That's how the law works - statutes are the final word until an appeals court (eventually the highest appeals court) agrees, adds nuance, or overturns them. In the absence of an appellate court ruling, the statute applies.
And given that my entire point is that a appeals court would overturn any murder verdict, I fail to see how the onus isn't on you to prove it. You're attempting to claim that my opinion is incorrect, you can only do that by providing facts contrary to that opinion. So the onus is on you to prove that such a conviction has
1) Ever been secured.
2) Survived an appeal.
You are failing to understand how the legal process works, apparently.
When a statute is written by legislators, the written meaning of that statute becomes law. The only means the written meaning of that law can change is by:
1. An amendment by the legislative body.
2. A court interpretation of the law that clarifies ambiguities open to interpretation.

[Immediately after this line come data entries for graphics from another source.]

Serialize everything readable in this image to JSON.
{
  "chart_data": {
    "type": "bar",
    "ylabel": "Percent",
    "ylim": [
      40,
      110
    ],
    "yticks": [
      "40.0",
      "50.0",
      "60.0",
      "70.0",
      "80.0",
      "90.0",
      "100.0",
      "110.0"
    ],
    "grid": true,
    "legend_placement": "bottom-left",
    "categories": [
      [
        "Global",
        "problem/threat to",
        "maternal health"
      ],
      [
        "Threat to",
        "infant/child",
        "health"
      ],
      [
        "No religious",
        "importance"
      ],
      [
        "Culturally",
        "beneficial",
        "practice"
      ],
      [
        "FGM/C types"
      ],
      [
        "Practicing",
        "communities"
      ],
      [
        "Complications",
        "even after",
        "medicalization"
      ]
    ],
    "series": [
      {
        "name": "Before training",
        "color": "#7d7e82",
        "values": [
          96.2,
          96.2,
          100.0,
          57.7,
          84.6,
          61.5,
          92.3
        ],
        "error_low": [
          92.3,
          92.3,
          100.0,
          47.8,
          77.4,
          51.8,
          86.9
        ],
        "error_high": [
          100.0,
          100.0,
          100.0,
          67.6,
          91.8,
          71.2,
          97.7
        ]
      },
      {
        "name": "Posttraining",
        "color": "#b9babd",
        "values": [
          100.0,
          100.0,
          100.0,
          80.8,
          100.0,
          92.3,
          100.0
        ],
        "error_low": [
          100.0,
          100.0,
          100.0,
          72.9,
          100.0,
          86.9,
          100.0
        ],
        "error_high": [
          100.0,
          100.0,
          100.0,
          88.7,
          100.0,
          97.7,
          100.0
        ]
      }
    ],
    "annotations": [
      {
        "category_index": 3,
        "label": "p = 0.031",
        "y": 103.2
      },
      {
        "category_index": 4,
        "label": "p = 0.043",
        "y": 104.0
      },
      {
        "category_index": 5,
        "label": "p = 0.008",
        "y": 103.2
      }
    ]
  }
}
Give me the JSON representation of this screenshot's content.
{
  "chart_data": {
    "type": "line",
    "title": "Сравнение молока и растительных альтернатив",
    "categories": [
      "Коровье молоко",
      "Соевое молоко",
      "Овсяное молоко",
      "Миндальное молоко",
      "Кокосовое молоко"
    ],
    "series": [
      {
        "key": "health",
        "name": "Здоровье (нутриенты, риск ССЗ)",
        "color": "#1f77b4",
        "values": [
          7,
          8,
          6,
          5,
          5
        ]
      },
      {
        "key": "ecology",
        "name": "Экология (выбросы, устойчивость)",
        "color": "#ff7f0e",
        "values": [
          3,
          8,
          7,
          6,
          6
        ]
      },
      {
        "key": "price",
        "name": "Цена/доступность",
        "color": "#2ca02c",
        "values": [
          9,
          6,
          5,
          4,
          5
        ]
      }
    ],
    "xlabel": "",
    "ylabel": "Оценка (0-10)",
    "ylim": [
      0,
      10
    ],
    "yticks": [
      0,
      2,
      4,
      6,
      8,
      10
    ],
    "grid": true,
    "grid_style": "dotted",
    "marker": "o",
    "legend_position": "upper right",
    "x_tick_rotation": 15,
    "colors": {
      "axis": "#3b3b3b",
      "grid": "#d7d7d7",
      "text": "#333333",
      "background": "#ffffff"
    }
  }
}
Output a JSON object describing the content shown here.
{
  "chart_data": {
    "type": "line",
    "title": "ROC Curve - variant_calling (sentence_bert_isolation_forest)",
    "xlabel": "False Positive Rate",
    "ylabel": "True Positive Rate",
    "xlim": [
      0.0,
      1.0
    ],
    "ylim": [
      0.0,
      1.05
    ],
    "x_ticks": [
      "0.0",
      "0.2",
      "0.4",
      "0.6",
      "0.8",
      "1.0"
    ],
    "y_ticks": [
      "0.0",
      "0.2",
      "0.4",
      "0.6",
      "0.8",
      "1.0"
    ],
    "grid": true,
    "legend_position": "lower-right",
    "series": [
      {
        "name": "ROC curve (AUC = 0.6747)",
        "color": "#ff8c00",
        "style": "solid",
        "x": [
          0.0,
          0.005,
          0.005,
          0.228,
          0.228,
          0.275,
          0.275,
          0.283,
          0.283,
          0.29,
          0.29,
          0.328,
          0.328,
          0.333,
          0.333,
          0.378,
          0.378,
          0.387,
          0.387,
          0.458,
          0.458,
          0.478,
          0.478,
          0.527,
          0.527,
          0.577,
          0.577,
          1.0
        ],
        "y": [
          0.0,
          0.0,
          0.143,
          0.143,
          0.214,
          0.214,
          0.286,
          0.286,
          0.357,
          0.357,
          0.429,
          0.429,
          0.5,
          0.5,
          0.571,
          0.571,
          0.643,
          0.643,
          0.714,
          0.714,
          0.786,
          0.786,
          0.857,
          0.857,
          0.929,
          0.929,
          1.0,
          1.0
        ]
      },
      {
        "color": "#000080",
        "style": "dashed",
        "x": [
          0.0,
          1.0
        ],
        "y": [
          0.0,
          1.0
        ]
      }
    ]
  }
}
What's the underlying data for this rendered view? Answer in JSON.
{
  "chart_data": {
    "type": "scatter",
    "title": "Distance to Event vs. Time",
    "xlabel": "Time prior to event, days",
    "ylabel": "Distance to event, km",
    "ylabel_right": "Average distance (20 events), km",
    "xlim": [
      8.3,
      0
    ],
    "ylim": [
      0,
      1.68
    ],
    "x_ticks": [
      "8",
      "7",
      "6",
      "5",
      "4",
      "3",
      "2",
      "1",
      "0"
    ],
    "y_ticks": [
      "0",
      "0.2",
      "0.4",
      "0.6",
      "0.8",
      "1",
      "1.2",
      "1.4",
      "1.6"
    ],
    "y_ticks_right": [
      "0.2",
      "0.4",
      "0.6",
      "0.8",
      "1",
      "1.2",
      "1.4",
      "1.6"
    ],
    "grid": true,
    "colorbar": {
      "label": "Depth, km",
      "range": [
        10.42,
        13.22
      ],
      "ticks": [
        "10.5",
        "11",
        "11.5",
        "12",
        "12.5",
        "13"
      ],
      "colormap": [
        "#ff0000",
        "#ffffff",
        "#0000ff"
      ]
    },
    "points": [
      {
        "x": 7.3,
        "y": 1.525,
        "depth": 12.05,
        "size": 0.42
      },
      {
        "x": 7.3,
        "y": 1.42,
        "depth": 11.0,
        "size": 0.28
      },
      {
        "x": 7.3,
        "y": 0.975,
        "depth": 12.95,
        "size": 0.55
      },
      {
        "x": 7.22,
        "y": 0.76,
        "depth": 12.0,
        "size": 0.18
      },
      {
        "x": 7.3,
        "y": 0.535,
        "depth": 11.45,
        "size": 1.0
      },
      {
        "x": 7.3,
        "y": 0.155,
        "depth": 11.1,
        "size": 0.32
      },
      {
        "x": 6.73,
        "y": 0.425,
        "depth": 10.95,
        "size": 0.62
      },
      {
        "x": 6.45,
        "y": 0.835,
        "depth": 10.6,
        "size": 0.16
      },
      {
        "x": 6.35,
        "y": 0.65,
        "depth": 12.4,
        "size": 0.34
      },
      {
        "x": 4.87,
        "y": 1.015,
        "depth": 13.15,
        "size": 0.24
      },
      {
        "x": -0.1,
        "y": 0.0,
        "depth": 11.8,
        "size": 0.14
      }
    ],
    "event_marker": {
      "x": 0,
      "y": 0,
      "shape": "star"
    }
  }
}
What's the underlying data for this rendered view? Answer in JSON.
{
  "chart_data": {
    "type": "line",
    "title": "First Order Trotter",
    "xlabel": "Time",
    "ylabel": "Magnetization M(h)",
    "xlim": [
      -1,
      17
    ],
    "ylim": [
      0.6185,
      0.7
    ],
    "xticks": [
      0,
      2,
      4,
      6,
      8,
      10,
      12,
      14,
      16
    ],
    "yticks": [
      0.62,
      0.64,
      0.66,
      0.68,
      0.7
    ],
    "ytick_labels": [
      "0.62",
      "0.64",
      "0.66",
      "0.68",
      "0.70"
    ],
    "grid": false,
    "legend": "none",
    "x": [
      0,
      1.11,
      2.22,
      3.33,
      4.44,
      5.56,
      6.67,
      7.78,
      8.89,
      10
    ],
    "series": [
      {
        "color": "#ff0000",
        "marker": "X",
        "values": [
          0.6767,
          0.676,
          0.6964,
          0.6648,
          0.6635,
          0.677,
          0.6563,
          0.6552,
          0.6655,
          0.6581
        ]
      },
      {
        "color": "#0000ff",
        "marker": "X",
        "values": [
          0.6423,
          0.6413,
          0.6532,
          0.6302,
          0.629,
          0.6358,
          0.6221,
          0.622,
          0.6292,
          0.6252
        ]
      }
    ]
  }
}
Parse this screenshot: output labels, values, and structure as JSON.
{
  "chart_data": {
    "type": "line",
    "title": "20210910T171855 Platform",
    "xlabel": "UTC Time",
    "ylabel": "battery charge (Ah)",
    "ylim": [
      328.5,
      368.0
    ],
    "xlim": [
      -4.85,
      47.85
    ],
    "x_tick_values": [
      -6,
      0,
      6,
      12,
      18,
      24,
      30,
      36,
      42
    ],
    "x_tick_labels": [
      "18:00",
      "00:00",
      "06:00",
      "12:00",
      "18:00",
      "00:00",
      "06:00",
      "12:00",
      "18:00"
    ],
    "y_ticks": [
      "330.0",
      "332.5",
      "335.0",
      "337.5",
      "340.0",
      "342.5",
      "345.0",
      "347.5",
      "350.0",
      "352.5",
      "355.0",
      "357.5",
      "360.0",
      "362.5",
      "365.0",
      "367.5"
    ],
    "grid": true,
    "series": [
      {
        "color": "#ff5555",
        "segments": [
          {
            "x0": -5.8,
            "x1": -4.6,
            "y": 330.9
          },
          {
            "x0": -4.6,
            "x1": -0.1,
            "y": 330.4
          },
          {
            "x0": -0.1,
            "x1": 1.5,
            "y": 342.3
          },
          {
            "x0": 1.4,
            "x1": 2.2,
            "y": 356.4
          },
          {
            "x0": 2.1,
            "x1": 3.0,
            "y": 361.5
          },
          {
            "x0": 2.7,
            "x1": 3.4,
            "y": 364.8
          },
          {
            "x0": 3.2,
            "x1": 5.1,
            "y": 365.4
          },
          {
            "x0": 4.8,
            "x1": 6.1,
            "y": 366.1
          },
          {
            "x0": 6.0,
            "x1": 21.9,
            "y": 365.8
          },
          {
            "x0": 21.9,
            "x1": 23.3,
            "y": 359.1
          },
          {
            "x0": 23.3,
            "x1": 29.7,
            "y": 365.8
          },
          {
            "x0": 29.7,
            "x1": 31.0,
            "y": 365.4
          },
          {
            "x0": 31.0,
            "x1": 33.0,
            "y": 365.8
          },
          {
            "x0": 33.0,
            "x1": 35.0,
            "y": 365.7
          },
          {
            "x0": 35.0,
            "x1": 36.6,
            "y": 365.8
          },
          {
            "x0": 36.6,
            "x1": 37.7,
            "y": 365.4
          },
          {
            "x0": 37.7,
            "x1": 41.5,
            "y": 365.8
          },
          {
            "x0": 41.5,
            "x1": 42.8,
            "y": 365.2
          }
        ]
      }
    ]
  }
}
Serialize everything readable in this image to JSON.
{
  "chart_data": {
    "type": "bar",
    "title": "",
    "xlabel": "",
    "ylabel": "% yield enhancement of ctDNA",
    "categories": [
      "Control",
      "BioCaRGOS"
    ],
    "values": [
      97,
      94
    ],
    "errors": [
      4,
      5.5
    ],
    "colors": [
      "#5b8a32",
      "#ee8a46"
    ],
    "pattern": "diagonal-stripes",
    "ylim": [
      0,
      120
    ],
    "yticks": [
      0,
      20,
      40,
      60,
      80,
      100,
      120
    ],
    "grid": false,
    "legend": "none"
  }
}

3. A court rejection of the law based on constitutional or common law grounds where the statute, as written, violates codified legal rights.
In the absence of an appellate court decision that applies points 2 or 3, the statute stands precisely as written.
Now, if you want to assert that the statute does not stand as written and a conviction would not survive an appeal, you are the one making the claim that is unsubstantiated in law. That means that you have an obligation to back up your assertion by finding an appellate decision that substantiates your point.
Under no circumstances do I have to prove there isn't one (not to mention the silliness to trying to tell me to disprove the existence of something that may not exist). If a defense attorney or an accused wanted to argue the application is invalid, they would have to do exactly what you have to do - prove the statute as written is invalid.
If your point is that a court would overturn the verdict, as you've stated (with no grounds other than a mistaken interpretation of "spirit" and "letter" - for that argument to apply, one would have to show that legislators did not intend for first-degree murder convictions to result in this case, which would require a statement of intent in the legislation itself), the obligation is on you to show the grounds under which it would do so. You are pulling a luis and making claims about how a process works without backing it up. I have nothing to back up in this scenario - the statute applies unless a person challenging i (i.e. you) can prove it doesn't.
EDIT: And no, I am not spending my time researching appellate decisions for you. If you want to assert this would not survive an appeal, the onus is on you to show why that is the case - this is how Common Law systems work. I look forward to seeing the evidence used to back up your claims thus far in this thread.
EDIT2: And while I remember, so long as a statute is codified in law, it is not necessary to show a conviction has ever been secured under it to prove it valid. If a law is on the books and has not been amended, repealed, or interpreted by case law, it can be used as a valid charge without any sort of precedent whatsoever. So no, I don't have to prove a conviction has been secured, either.